Every time Masanao Saito visits Maxwell Food Market for a meal, he flashes his signature grin and the hawkers immediately know what to prepare.
At his go-to Chinese economical rice food stall, stall attendants begin preparing his favourite meal combo as soon as they see him standing in queue.
They know the drill — a bowl of steamed rice, stir-fried bitter gourd, tofu stew, and a hearty serving of chicken curry served with a dash of kindness.
“I’ve always believed that food has the ability to build bridges and this is true in a place like Singapore. There’re so many different cultures and cuisines so there’s always an opportunity to meet new people and try new cuisines,” says the Chief Adviser at Caffe B, a Japanese-Italian fusion restaurant located at Club Street.

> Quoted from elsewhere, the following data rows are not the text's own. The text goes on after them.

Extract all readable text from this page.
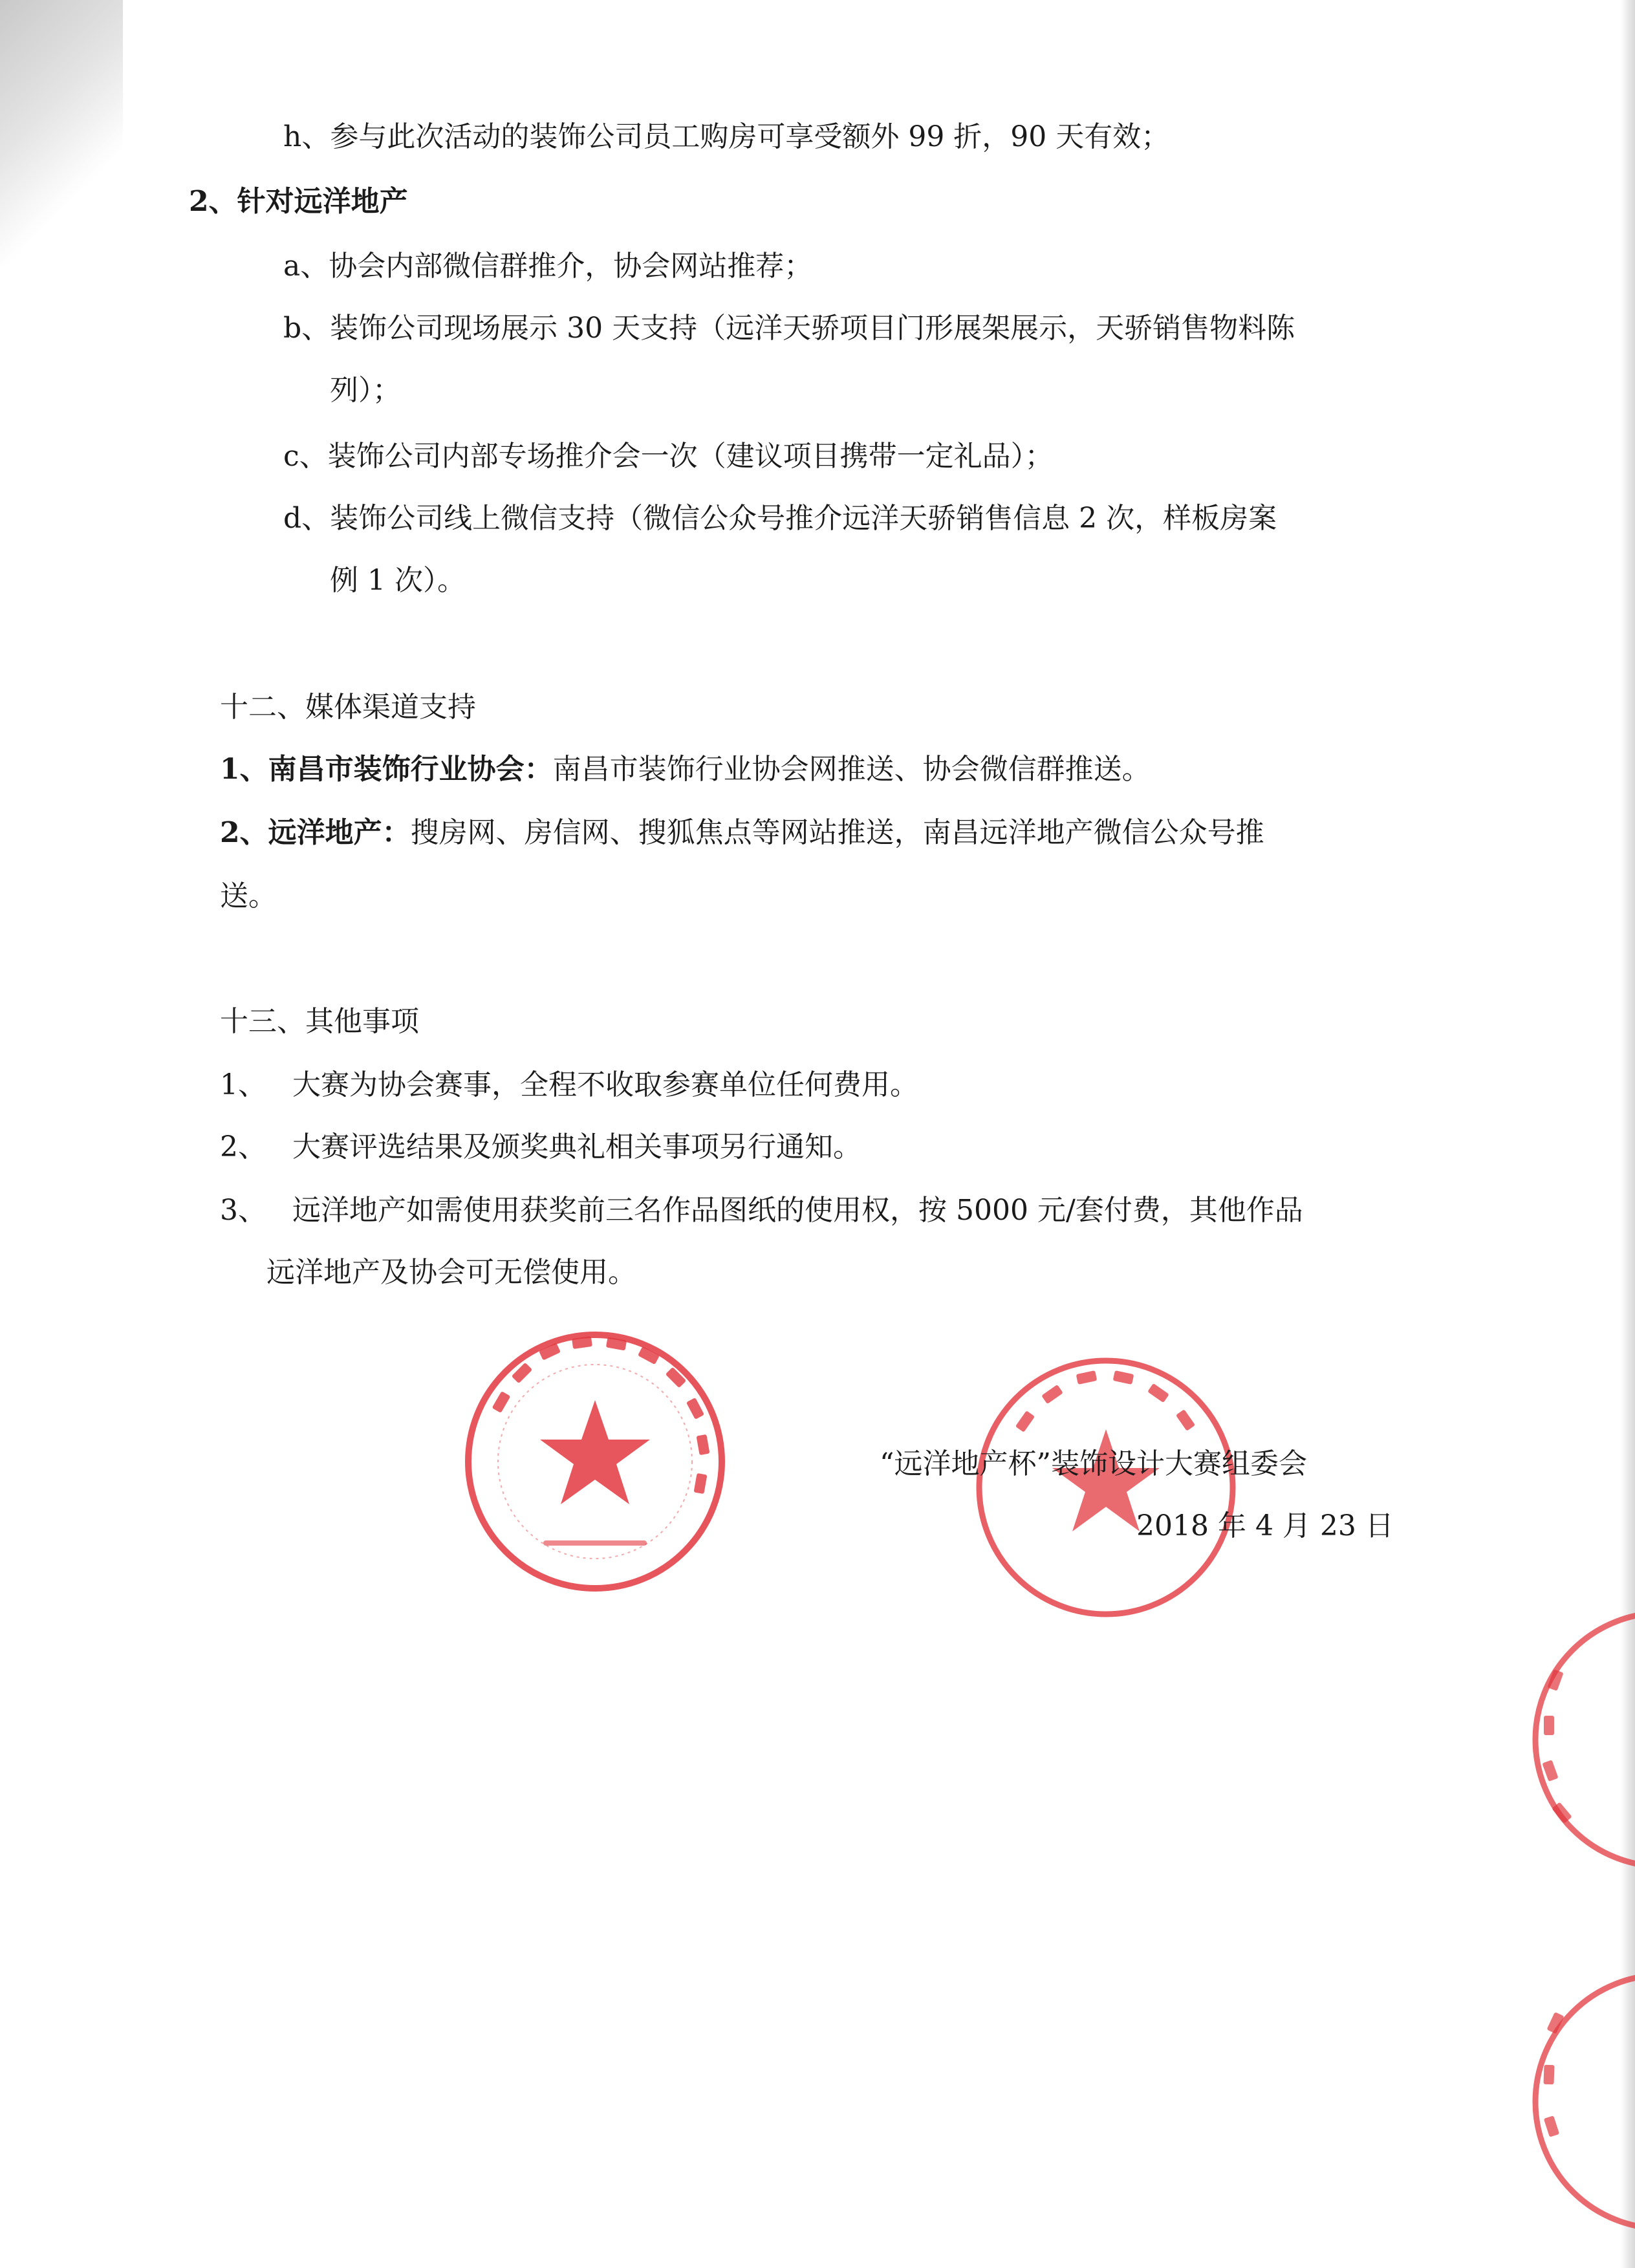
h、参与此次活动的装饰公司员工购房可享受额外 99 折，90 天有效；
2、针对远洋地产
a、协会内部微信群推介，协会网站推荐；
b、装饰公司现场展示 30 天支持（远洋天骄项目门形展架展示，天骄销售物料陈
列）；
c、装饰公司内部专场推介会一次（建议项目携带一定礼品）；
d、装饰公司线上微信支持（微信公众号推介远洋天骄销售信息 2 次，样板房案
例 1 次）。
十二、媒体渠道支持
1、南昌市装饰行业协会：南昌市装饰行业协会网推送、协会微信群推送。
2、远洋地产：搜房网、房信网、搜狐焦点等网站推送，南昌远洋地产微信公众号推
送。
十三、其他事项
1、 大赛为协会赛事，全程不收取参赛单位任何费用。
2、 大赛评选结果及颁奖典礼相关事项另行通知。
3、 远洋地产如需使用获奖前三名作品图纸的使用权，按 5000 元/套付费，其他作品
远洋地产及协会可无偿使用。
“远洋地产杯”装饰设计大赛组委会
2018 年 4 月 23 日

A native of Saitama prefecture located in the Greater Tokyo Area, Masanao’s experience in the kitchen started in a local Izakaya (a casual Japanese pub) at the age of 16. He spent the next few years divining an infusion of colours and flavours as he worked his way across various restaurants, honing his culinary skills alongside the best of the Japanese food scene.
In 2014, after almost four years cooking at the Embassy of Japan in Sweden, he decided it was time for a change. He moved to Singapore to helm Hanashizuku — an Izakaya-style restaurant at Cuppage Plaza.
The first thing that struck him about the local culinary scene was its unbelievable diversity — something he attributes to the cosmopolitan vibe of the country.
“There so many opportunities and possibilities for the culinary scene here because a lot of people come here from different countries, bringing along their food heritage and history with them,” he says.
In 2016, he took on the role of culinary director at 999.99, a Japanese-European restaurant. Two years later, he transitioned to the role of Chief Adviser at Caffe B, a Japanese-Italian fusion restaurant at Club Street.
Masanao’s earliest memories of Singaporean food were when he first stepped foot into the country. He was invited by a friend to dine at Old Tiong Bahru Bak Kut Teh located at Seng Poh Road.
It was love at first taste for Masanao, who remains a fan of its succulent pork meat, chewy Youtiao (fried breadstick) and dollops of porridge. In fact, he still goes back once or twice each month.
To widen his knowledge of the flavours available in Singapore, Masanao approached local chefs and stall owners to learn their cooking techniques. He even applied for formal training at a local culinary academy.
It was hard labour and long hours but being able to master traditional cooking methods was the icing on the cake for the culinary enthusiast.
“I made Singaporean friends while learning how to cook one of the country’s most famous dishes. How could I complain? It was a good experience and opportunity to learn about the country,” he says.
As someone who believes in the power of food to unite communities, Masanao began inviting local colleagues and friends over to his place for Temaki Sushi sessions where people were able to pick, choose and roll their own sushi.
By allowing people a hands-on approach towards learning a new cuisine, he was able to open up about his experiences growing up in Japan, whilst also learning about life in Singapore.
Having witnessed the growth of Singapore’s culinary scene over the years, Masanao believes that Singapore can become the Michelin capital of the world.
Apart from highly skilled chefs and a dynamic culinary scene, what sets Singapore apart is its ability to bring together people from different parts of the world together — a feat that most countries find hard to achieve, he explains.
“The most important thing about making good food is being open to new ideas and techniques. It is a constant learning process and Singapore is the perfect place for any restaurant or chef hoping to make a mark on the world.”